Improving forest carbon sequestration through thinning strategies under soil conservation constraints: A case study in Shaanxi Province, China

Forest thinning is an effective measure to improve carbon sequestration (CS) to adapt to and mitigate global warming. However, reducing forest cover could negatively affect other ecosystem services such as soil conservation (SC), making it difficult to effectively implement thinning strategies. This problem is exacerbated by a lack of previous research. Accordingly, after assessing thinning for two typical trees (Robinia pseudoacacia L. (RP) and Quercus L. (QL)) in Shaanxi Province, we propose a forest management framework that provides detailed thinning strategies and improves CS using a process-based biogeochemical model (Biome-BGCMuSo) by considering future climate change and SC constraints. After calibration for Biome-BGCMuSo, the average root mean squared error and percentage bias for the simulated results and observed data of RP and QL decreased (39.2–54.5 % and 66.0–86.9 %) and the correlation coefficient and Nash–Sutcliffe efficiency improved (11.6–12.3 % and 114.7–153.0 %,) respectively.
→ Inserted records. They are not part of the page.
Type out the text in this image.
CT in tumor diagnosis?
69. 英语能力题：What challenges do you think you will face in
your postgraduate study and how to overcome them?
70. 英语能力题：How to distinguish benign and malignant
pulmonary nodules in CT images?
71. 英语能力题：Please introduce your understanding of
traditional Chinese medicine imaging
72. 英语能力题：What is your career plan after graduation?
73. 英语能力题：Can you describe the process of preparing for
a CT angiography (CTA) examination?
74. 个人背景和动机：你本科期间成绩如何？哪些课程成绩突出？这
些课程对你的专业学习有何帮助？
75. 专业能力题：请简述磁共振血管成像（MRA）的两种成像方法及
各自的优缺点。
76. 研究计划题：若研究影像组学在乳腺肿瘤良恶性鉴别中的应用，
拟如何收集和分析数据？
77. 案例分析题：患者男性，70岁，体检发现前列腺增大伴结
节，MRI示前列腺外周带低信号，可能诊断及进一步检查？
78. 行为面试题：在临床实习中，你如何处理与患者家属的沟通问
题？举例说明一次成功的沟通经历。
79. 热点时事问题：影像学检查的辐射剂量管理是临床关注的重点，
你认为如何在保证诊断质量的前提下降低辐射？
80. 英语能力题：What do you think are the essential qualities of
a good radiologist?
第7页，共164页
Comparison between current (2001–2020) and future (2081–2100) conditions predicted overall future CS increase, and future SC would display either increasing or decreasing trends in different climatic scenarios and subregions. Partial correlation analysis showed precipitation as the dominant factor positively influencing SC, while temperature, precipitation, and CO2 concentration were the dominant factors positively influencing CS. Based on the proposed framework, RP and QL should be thinned three times every 7–11 and 3–11 years during the non-growing season with intensity ranges of 2–27 % and 1–9 %, respectively. Although the average CS during 2023–2100 with thinning increased slightly (0.1–2.6 %) compared with that without thinning, a notable potential to increase CS (0.2–7.7 %) was observed for thinning during a period at the end of this century predicted to experience the most warming. The proposed framework facilitates maximizing CS and maintaining SC. As the framework is based on a process-based biogeochemical model, it could be applicable to other regions.